Nonostante alcuni interventi spot del governo — come il temporaneo abbattimento del cuneo fiscale o il bonus una tantum — le misure messe in campo si sono rivelate insufficienti. Gli aumenti salariali stabiliti dai rinnovi contrattuali 2022-2024, infatti, hanno coperto solo in parte la perdita dovuta al caro-vita, lasciando molti lavoratori pubblici in seria difficoltà economica.

Secondo i dati aggiornati al primo semestre 2025, il potere d’acquisto medio di un dipendente pubblico rispetto al 2019 si è ridotto del 13,7%. In particolare, chi ha in carico famiglie monoreddito, persone disabili, o genitori non autosufficienti, si trova spesso costretto a ricorrere a prestiti per fronteggiare le spese quotidiane.

Prestiti, cessioni del quinto e debiti: una spirale pericolosa per i Dipendenti pubblici

L’accesso al credito per i dipendenti pubblici è relativamente agevole, grazie alla stabilità contrattuale e alle garanzie di pagamento offerte dalla Pubblica Amministrazione, banche e società finanziarie tendono ad approfittare di queste garanzie anche se, tuttavia, questa facilità può trasformarsi in una trappola.

Sempre più lavoratori finiscono strozzati da un indebitamento multiplo e stratificato, che grava direttamente sullo stipendio o sulle finanze familiari. Le forme di finanziamento più diffuse sono:

  • Cessione del quinto dello stipendio: trattenuta diretta con rata mensile fino al 20% dello stipendio netto.
  • Delegazione di pagamento: un secondo prestito parallelo alla cessione del quinto, con trattenuta analoga.
  • Piccoli prestiti INPS: spesso richiesti tramite il Fondo credito, ma non sempre sufficienti a coprire le emergenze.

A questi si aggiungono le fonti di debito extrastipendio:

  • Prestiti personali con istituti bancari;
  • Carte revolving ad alto tasso d’interesse;
  • Mutui ipotecari a tasso variabile, che tra il 2022 e il 2024 hanno visto aumenti anche del 40% nelle rate mensili.

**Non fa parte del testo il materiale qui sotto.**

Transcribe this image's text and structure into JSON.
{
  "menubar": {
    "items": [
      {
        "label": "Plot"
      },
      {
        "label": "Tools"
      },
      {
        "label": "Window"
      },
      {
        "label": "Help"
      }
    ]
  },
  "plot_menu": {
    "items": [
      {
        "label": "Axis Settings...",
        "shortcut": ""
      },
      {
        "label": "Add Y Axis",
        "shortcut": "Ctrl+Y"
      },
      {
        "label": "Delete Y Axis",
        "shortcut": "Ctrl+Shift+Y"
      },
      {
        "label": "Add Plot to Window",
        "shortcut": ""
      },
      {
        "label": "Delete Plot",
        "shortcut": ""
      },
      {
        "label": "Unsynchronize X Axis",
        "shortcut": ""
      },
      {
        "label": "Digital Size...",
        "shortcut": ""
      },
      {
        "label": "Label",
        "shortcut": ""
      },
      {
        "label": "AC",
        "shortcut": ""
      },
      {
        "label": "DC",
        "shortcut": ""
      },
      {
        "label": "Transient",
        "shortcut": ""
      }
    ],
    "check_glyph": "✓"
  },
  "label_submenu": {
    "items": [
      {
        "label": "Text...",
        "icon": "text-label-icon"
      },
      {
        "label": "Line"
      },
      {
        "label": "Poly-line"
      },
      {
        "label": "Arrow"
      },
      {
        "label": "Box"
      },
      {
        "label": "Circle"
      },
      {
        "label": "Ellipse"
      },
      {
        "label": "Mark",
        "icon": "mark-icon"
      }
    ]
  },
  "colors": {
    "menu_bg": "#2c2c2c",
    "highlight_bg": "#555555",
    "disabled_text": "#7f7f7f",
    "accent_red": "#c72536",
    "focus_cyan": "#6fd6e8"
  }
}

Il rischio è che la somma delle uscite mensili superi le entrate nette, con conseguente insolvenza, protesti o situazioni di sofferenza bancaria.

La ristrutturazione del debito: una strada possibile, ma complessa per i Dipendenti pubblici

Dal 2019, anche i cittadini privati e i dipendenti pubblici possono accedere alla procedura di composizione della crisi da sovraindebitamento, prevista dal Codice della crisi d’impresa e dell’insolvenza (D.lgs. n. 14/2019).

Questa procedura, tuttavia, è spesso poco conosciuta e scarsamente utilizzata per una serie di motivi:

  • Costi elevati: occorre rivolgersi a un avvocato o a un gestore della crisi, con parcelle che possono superare i 3.000 euro.
  • Tempi lunghi: l’elaborazione del piano e l’approvazione da parte dell’Organismo di Composizione della Crisi possono richiedere anche 12-18 mesi.
  • Condizioni stringenti: serve il consenso dei creditori (in parte), e occorre dimostrare una situazione di insolvenza non colpevole.

La ristrutturazione può risultare conveniente per quei lavoratori che possiedono immobili, poiché possono offrire come garanzia parte del valore patrimoniale per rientrare gradualmente dal debito.

TFS e TFR: perché non anticiparli anche nel pubblico?

Un altro nodo critico riguarda l’accesso all’anticipo del TFR (Trattamento di Fine Rapporto) o del TFS (Trattamento di Fine Servizio). A differenza dei lavoratori del settore privato, i dipendenti pubblici non possono ottenerne l’erogazione immediata, nemmeno in presenza di eventi eccezionali.

Attualmente, il TFS viene pagato con ritardi che possono arrivare a 5 anni dopo il pensionamento, e suddiviso in più tranche. L’anticipo tramite convenzioni bancarie è possibile solo in alcuni casi, ma resta un’operazione costosa e poco vantaggiosa.

Una proposta concreta? Consentire un anticipo del TFR/TFS garantito dall’INPS stesso, con un tasso d’interesse calmierato e sostenuto dal Fondo credito. Questo meccanismo:

  • Non graverebbe direttamente sul bilancio dello Stato;
  • Sarebbe più sostenibile rispetto a prestiti bancari ad alto tasso;
  • Rappresenterebbe una boccata d’ossigeno per i lavoratori in difficoltà temporanea;
  • Aumenterebbe la fiducia nel sistema previdenziale pubblico.

Una misura di questo tipo era già stata attuata nel 2023, ma i fondi si sono rivelati insufficienti.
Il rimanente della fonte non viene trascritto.